Get Some “Sun” for an 11% Yield

Many people view 13 as unlucky.  I’m not one of them. To the contrary, 13 can be quite lucky, particularly if it refers to 13-consecutive distribution increases.
Such is the case with Sunoco LP (NYSE: SUN): 13-consecutive quarters, 13-consecutive distribution increases. The latest increase which occurred just last month lifted Sunoco’s distribution yield to 11%.
Sunoco isn’t your typical energy MLP. Unlike most energy MLPs, which focus on oil and gas production, pipelines, or storage, Sunoco focuses on its convenience stores and retail fuel sites. (Many of you are likely familiar with the iconic Sunoco logo.) Distributing motor fuel is another focus. Sunoco distributes fuel to convenience stores, independent dealers, commercial customers, and distributors located in 30 states at approximately 6,800 location.
Sunoco is unlike most MLPs in other ways. Its business of retailing and distributing is stable throughout the commodity cycle. Whether the price of oil is $150/barrel or $30/barrel, Sunoco’s earnings vary less than most MLP earnings.
In 2008, a barrel of West Texas Intermediate crude soared to $150. In late 2015, it sank to $30. In its wholesale business, Sunoco earned $0.10 for every gallon sold in 2008. In 2015, it earned $0.07.
On the retail side, earnings were even more stable:
Sunoco earned $0.25 a gallon in 2008; it earned roughly that amount last year. Unlike many MLPs – production MLPs, in particular – Sunoco doesn’t live and die with oil and gasoline prices.
If you like a good growth story, you’ll like Sunoco’s story. Sunoco has been on a tear since 2009. Revenue was $2.1 billion in 2009; last year it was $16.9 billion. Revenue has grown at a 41.5% average annual clip over the past six years.
Over the same time, operating cash flow has grown at an even more impressive clip. Operating cash flow of $9.8 million in 2009 swelled to $385.8 million last year. That’s an 84% average annual growth rate.
Sunoco has rapidly expanded its convenience-store footprint over the past two years. Indeed, that footprint expanded by over 40%.  Sunoco is now one of the top-five convenience-store operators in the country, with over 1.340 outlets.

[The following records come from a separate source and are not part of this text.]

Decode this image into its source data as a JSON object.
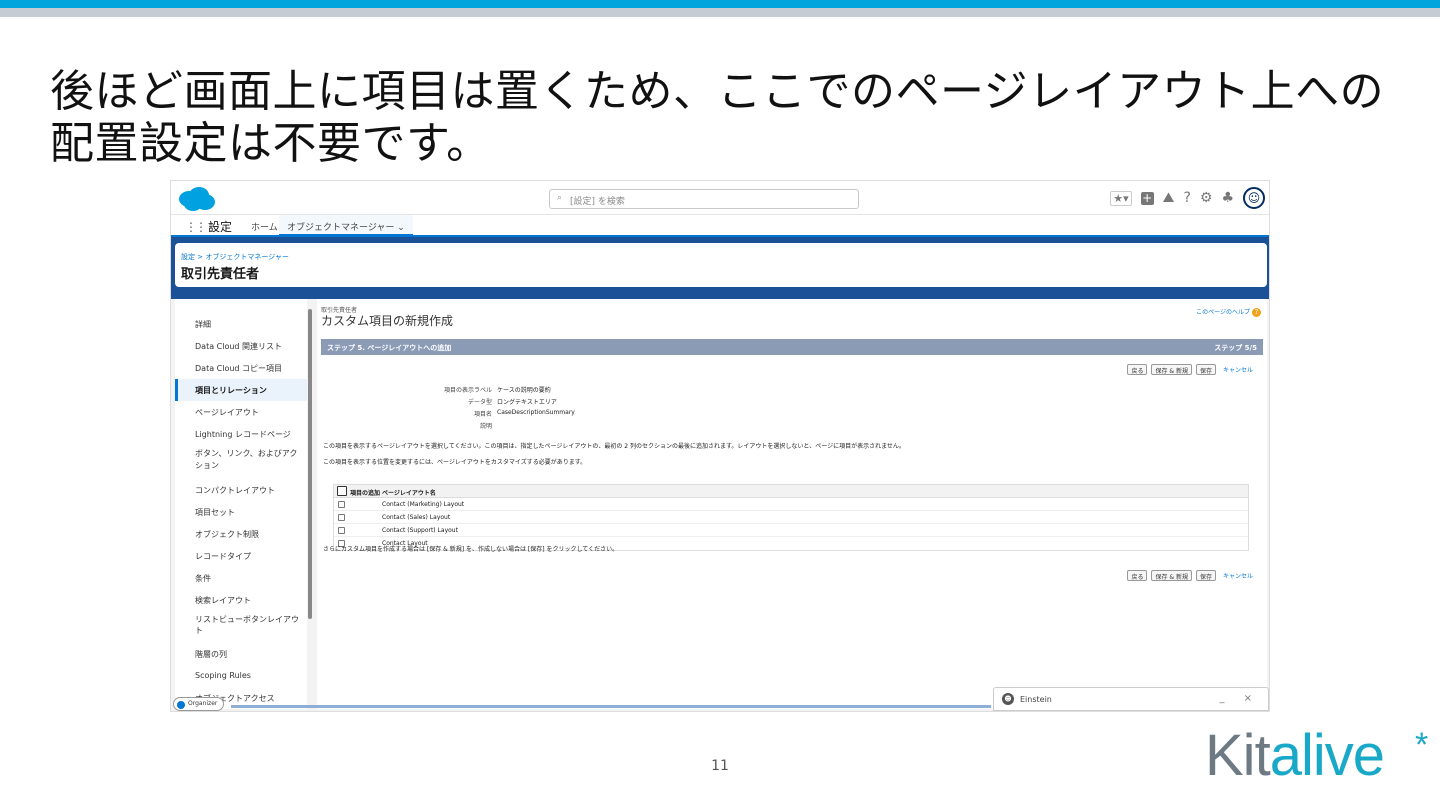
{
  "slide": {
    "title": "後ほど画面上に項目は置くため、ここでのページレイアウト上への配置設定は不要です。",
    "page_number": "11",
    "brand": {
      "part1": "Kit",
      "part2": "alive",
      "star": "*"
    }
  },
  "header": {
    "search_placeholder": "[設定] を検索",
    "search_icon": "search-icon"
  },
  "nav": {
    "app_name": "設定",
    "home": "ホーム",
    "object_manager": "オブジェクトマネージャー",
    "chevron": "⌄"
  },
  "record": {
    "breadcrumb": "設定 > オブジェクトマネージャー",
    "title": "取引先責任者"
  },
  "sidebar": {
    "items": [
      {
        "label": "詳細"
      },
      {
        "label": "Data Cloud 関連リスト"
      },
      {
        "label": "Data Cloud コピー項目"
      },
      {
        "label": "項目とリレーション"
      },
      {
        "label": "ページレイアウト"
      },
      {
        "label": "Lightning レコードページ"
      },
      {
        "label": "ボタン、リンク、およびアクション"
      },
      {
        "label": "コンパクトレイアウト"
      },
      {
        "label": "項目セット"
      },
      {
        "label": "オブジェクト制限"
      },
      {
        "label": "レコードタイプ"
      },
      {
        "label": "条件"
      },
      {
        "label": "検索レイアウト"
      },
      {
        "label": "リストビューボタンレイアウト"
      },
      {
        "label": "階層の列"
      },
      {
        "label": "Scoping Rules"
      },
      {
        "label": "オブジェクトアクセス"
      }
    ],
    "active_index": 3
  },
  "main": {
    "object_label": "取引先責任者",
    "page_heading": "カスタム項目の新規作成",
    "help_link": "このページのヘルプ",
    "step_title": "ステップ 5. ページレイアウトへの追加",
    "step_count": "ステップ 5/5",
    "buttons": {
      "back": "戻る",
      "save_new": "保存 & 新規",
      "save": "保存",
      "cancel": "キャンセル"
    },
    "fields": [
      {
        "label": "項目の表示ラベル",
        "value": "ケースの説明の要約"
      },
      {
        "label": "データ型",
        "value": "ロングテキストエリア"
      },
      {
        "label": "項目名",
        "value": "CaseDescriptionSummary"
      },
      {
        "label": "説明",
        "value": ""
      }
    ],
    "note1": "この項目を表示するページレイアウトを選択してください。この項目は、指定したページレイアウトの、最初の 2 列のセクションの最後に追加されます。レイアウトを選択しないと、ページに項目が表示されません。",
    "note2": "この項目を表示する位置を変更するには、ページレイアウトをカスタマイズする必要があります。",
    "table": {
      "headers": [
        "項目の追加",
        "ページレイアウト名"
      ],
      "rows": [
        "Contact (Marketing) Layout",
        "Contact (Sales) Layout",
        "Contact (Support) Layout",
        "Contact Layout"
      ]
    },
    "note3": "さらにカスタム項目を作成する場合は [保存 & 新規] を、作成しない場合は [保存] をクリックしてください。"
  },
  "einstein": {
    "label": "Einstein",
    "controls": "_ ×"
  },
  "organizer": {
    "label": "Organizer"
  }
}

Food offers an avenue to generate even more cash flow. In the Southwest, Sunoco has incorporated the Laredo Taco restaurant chain into its convenience stores. Sunoco now operates 450 Laredo Taco restaurants at its outlets in Texas, New Mexico, and Oklahoma. Sunoco is rapidly expanding the Laredo Taco offerings into its Southeast and Mid-Atlantic markets, and for a good reason: Management has found that convenience stores with the Laredo Taco offerings have a 40%-plus history of repeat customers compared to stores that lack the offerings. Management has also found that Laredo Taco drives sales of other items, such as beverages, other high-margin food, and merchandise.

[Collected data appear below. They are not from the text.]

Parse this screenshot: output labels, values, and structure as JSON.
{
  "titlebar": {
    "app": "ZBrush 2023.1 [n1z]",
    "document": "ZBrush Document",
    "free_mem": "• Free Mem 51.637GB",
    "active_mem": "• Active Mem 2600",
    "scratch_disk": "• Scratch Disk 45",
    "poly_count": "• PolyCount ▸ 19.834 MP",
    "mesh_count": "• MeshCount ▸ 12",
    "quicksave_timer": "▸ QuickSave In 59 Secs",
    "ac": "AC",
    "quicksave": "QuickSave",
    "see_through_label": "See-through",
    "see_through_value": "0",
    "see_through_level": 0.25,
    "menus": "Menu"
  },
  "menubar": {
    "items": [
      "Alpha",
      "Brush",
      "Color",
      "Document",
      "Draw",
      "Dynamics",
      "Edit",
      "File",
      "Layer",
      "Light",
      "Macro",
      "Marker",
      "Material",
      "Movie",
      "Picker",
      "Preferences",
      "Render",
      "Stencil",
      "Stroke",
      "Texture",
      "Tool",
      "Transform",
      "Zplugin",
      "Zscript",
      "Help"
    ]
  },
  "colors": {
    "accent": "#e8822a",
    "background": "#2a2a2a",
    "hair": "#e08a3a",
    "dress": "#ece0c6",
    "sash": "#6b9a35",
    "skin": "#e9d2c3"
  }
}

This is all good news for future cash flow. Sunoco posted 31.7% margins on merchandise sold in its stores in the first quarter of 2016. It earned $0.23 per gallon for fuel it sold out of the pump and $0.11 per gallon for gasoline it sold wholesale to other companies. The real money is made selling merchandise and food, not gasoline.
Of course, the distribution is the end-all, be-all when valuing an MLP. Therefore, cash flow is king. You want the cash that flows in to cover the distributions that flow out. Distributable cash flow (DCF) supports the distribution. As long as DCF per unit exceeds the distribution, the MLP is in good shape.
Sunoco is in good shape. The distribution rises each quarter, but the distribution remains well- covered by DCF.  Over the trailing 12-months DCF posted at $4.49 per unit, which was more than enough to support the $3.06 distribution paid per unit.
A growing cash flow, in turn, should support a growing distribution.
For an idea just how much the distribution has grown, two years ago Sunoco paid $2.17 in annual distributions per unit. Back then, the units traded above $50. Sunoco should pay a minimum of $3.32 in distributions per unit at the new quarterly rate (which I expect to be raised again next quarter). Today, its units trade around $30. Two years ago, the units traded at 23 times the annual distribution. Today, they trade at just over nine times.
In short, Sunoco is cheap, so evinced by a double-digit distribution yield and the low multiple the units trade at in relation to the distribution.